| Yesterday I finished watching an interview with Boris Cherney (https://www.youtube.com/watch?v=AmdLVWMdjOk), where at the end he was asked about productivity tips, and he replied that a couple of years ago he would have answered something prosaic like blocking time, but now his advice it only get Claude Code and learn how to make it automate toil, and multiple claude agents to perform tasks instead of manually writing code. And there was an observation that the software enginering's maker's schedule is mutating towards a managerial type of schedule, where large focus blocks are being replaced with more context switching . Boris mentioned that coding is becoming accesible to everyone, and gave an example of a manager that he works with, who now produces code several times every week, after 10 years without coding. On the other hand, he did mention that he likes to code on the weekend due to its quiet time, ergo focus blocks. I myself have also been noticed a personal trend where I tend to write prompt or plans to get my agents going in the interludes between meetings and chats, and eventually reach the end of the day with ready made code. I still require bouts of focus time to think hard about problems, but they seem to be slowly decreasing in amount of hours. Regardless, I dont think focus time blocks will go away for good. My questions to you are: - Do you also see this pattern emerging? - Do you think software engineering and managarial roles are slowly merging and the value traditional software engineering is decreasing? - Are above advices overindexed on Claude Code, because Boris created it? |
When software was first a thing: 50s-70s it was only about micro automation on giant mainframes. This was very inefficient, from a computing perspective, because computers were very expensive and not very powerful. They still paid for themselves many times over.

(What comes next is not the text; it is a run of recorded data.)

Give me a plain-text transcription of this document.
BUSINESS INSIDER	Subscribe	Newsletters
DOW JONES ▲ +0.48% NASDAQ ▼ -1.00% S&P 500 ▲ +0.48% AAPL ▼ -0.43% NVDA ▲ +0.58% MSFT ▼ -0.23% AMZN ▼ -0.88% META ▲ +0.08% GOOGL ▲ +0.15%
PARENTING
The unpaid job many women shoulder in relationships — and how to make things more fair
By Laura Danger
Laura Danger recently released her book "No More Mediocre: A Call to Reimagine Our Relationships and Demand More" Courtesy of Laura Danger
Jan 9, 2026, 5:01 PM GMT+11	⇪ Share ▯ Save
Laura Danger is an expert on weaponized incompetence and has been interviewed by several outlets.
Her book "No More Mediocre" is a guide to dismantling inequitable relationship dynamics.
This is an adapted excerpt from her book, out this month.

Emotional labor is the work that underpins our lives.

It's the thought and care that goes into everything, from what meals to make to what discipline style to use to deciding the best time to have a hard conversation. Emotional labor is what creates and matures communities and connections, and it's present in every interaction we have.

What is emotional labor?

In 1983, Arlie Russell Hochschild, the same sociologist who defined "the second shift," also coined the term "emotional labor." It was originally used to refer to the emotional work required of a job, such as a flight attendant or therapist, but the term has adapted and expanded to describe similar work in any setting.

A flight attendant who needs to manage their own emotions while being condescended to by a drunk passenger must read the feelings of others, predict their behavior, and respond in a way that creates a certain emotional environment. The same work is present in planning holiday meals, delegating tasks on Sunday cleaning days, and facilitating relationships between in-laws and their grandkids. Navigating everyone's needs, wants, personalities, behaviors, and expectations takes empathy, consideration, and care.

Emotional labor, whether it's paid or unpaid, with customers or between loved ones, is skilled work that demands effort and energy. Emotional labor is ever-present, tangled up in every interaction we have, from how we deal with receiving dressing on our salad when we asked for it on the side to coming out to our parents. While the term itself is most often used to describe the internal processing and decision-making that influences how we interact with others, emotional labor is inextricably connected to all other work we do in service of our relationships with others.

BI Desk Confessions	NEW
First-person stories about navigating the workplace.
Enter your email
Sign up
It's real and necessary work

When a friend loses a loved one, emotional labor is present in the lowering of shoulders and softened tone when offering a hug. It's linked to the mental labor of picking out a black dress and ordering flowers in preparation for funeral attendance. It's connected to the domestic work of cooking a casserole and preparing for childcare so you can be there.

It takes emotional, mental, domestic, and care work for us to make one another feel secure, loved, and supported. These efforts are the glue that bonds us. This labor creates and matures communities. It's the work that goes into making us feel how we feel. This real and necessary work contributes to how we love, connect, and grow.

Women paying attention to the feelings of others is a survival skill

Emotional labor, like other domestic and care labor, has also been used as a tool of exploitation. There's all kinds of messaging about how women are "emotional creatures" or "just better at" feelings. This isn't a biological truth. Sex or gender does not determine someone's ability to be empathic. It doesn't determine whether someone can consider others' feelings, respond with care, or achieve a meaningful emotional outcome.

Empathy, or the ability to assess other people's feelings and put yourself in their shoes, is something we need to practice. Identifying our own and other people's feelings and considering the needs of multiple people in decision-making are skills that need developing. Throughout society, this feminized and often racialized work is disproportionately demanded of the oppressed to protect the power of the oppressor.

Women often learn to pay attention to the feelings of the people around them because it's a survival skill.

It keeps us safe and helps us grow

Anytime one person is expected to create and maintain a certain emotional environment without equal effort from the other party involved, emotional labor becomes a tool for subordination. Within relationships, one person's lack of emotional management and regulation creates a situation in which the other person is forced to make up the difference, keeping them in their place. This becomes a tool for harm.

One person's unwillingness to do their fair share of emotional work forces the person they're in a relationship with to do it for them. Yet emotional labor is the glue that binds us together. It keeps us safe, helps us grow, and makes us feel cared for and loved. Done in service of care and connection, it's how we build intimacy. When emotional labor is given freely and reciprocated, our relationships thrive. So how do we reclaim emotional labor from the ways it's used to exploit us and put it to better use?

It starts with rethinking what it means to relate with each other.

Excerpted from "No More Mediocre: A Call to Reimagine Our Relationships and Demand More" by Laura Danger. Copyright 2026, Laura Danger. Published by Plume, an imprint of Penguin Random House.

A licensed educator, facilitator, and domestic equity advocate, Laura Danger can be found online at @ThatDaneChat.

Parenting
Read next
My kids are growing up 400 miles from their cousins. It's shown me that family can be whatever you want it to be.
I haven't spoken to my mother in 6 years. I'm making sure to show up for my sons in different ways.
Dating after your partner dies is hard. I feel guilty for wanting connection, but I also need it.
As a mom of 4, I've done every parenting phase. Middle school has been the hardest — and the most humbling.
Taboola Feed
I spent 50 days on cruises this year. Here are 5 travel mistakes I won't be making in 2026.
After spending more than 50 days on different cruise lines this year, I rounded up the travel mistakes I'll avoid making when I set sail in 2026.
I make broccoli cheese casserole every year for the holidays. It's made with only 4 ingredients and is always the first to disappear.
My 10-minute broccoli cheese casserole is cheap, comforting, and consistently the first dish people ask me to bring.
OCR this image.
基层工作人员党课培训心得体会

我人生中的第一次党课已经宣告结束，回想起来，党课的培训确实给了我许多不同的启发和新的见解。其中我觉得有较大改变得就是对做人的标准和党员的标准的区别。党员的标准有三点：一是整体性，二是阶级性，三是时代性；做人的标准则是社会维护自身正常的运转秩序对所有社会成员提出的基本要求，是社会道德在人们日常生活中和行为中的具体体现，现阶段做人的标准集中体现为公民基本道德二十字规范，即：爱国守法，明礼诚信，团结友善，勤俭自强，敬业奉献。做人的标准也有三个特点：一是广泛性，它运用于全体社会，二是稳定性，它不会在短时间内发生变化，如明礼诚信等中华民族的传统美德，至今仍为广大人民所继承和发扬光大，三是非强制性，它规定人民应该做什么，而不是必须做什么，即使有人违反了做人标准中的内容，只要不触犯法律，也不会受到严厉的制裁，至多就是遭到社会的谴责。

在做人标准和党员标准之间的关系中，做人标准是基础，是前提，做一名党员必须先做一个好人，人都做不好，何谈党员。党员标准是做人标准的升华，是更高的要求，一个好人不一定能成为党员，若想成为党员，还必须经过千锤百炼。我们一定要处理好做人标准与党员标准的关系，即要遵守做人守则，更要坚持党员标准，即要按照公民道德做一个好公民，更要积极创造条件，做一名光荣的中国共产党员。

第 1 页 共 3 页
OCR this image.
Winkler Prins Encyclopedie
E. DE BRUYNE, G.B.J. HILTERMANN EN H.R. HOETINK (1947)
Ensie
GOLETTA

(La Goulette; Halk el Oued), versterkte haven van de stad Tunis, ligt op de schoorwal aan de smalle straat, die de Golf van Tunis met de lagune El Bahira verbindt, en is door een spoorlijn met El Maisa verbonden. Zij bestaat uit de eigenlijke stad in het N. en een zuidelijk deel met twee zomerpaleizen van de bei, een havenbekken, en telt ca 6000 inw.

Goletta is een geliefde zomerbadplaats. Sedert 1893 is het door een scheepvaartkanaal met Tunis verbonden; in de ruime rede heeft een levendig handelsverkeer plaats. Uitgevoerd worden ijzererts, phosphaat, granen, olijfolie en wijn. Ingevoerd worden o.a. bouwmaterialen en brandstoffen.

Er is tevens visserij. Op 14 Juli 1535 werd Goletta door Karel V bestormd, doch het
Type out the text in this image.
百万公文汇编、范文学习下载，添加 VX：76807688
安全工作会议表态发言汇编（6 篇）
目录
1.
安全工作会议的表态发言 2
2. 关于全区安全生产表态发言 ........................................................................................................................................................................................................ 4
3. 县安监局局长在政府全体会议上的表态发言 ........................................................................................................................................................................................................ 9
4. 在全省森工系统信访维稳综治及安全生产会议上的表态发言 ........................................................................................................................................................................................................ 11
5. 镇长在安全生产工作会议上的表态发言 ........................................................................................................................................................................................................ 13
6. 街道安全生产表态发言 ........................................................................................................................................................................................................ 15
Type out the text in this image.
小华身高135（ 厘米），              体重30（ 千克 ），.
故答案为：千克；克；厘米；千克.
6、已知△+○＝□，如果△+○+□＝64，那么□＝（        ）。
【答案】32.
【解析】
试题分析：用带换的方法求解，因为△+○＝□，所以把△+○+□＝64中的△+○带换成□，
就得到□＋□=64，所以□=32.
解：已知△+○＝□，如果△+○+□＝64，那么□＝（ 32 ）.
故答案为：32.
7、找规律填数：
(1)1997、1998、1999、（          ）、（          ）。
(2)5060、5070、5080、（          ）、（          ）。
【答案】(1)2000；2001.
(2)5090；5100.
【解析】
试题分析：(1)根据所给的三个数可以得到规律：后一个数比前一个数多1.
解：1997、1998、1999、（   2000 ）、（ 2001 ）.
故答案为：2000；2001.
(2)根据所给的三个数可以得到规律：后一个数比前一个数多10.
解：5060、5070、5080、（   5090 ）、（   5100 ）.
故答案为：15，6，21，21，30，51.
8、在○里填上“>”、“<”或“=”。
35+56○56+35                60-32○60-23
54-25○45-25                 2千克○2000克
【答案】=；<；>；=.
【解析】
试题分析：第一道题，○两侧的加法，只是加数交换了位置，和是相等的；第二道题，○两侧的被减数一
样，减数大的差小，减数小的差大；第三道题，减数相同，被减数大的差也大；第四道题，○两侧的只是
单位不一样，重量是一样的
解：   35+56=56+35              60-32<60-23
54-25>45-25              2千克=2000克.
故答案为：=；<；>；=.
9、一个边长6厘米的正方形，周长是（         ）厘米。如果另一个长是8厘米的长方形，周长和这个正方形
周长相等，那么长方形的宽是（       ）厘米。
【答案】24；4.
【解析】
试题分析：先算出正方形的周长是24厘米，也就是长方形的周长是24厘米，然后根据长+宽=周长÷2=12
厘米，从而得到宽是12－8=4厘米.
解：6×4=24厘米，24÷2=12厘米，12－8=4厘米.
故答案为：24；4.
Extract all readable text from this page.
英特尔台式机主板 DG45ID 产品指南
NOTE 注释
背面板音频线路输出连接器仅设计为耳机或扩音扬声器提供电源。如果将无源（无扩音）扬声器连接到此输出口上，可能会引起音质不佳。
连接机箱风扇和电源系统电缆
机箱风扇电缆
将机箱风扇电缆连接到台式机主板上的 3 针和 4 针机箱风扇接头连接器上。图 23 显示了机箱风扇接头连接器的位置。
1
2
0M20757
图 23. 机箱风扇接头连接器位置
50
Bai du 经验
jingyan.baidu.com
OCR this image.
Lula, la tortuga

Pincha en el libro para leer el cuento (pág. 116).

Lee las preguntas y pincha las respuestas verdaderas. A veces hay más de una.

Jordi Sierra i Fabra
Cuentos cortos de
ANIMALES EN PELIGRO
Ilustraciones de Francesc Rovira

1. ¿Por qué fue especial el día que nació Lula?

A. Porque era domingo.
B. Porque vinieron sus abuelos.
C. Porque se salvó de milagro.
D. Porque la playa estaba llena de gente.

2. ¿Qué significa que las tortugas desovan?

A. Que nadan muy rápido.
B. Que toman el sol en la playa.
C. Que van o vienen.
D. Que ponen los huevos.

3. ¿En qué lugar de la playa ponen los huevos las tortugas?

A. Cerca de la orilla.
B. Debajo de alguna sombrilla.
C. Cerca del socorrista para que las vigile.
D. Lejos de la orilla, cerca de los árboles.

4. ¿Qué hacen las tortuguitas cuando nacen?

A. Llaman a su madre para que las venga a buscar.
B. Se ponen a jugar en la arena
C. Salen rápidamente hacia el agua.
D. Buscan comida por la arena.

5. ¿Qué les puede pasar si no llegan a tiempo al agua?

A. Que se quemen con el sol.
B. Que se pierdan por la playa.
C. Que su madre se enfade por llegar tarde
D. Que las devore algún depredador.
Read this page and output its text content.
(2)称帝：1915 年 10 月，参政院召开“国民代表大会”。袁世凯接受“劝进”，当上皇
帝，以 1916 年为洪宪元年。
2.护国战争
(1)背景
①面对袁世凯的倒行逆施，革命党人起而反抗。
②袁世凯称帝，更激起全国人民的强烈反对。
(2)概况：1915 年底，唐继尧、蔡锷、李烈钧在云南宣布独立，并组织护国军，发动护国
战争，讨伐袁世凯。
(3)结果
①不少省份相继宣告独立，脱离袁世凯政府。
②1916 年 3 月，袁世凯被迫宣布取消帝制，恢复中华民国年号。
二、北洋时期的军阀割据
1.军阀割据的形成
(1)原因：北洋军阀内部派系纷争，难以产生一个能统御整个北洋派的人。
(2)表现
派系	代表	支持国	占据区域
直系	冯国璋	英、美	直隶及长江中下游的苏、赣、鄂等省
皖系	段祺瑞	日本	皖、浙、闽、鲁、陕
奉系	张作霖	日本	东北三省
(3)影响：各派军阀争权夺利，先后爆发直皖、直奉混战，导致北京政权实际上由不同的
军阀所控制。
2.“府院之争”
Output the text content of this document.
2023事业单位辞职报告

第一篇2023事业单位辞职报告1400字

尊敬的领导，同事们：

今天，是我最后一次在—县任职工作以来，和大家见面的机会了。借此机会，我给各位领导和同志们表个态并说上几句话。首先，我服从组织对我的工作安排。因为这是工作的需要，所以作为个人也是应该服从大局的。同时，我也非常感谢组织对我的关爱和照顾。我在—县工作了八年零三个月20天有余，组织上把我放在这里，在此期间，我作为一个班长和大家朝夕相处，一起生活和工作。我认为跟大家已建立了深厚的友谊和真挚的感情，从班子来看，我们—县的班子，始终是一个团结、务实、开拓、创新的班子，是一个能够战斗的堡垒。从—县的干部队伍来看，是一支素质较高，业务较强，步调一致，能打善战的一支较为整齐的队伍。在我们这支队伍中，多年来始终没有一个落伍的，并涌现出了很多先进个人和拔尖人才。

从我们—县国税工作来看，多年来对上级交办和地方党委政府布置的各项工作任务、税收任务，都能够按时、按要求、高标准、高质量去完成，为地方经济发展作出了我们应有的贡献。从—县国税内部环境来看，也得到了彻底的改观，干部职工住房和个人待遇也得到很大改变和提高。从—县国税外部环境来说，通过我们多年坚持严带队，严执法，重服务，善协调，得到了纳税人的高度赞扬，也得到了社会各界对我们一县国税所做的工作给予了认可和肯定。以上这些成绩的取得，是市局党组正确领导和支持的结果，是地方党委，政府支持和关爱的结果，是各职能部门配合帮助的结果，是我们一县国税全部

Then came the personal computer. In the 80s-90s desktop applications were the focus.
Then came the internet and now owning data at large data centers is the primary money maker since the later 90s. Data is king.
The data economy is on its way out. The LLMs are its last big attempt at inventing money, but it’s the tail end of an dying step in a larger cycle.
The thing that will replace the data economy is already here, but it’s not big business yet. It’s fragmented and still almost exclusively in the hands of hobbyists. But it’s rapidly growing in popularity and already denting the giant data economy without substantial revenue streams of its own.
What’s important to understand is that each of these big cycles aren’t just changes in technology. They are changes in consumption, which has consequences to adjacent economies. Media has, over the last 10 years, drifted into the data economy. So when the data economy is replaced by this next thing the media economy will also risk being replaced.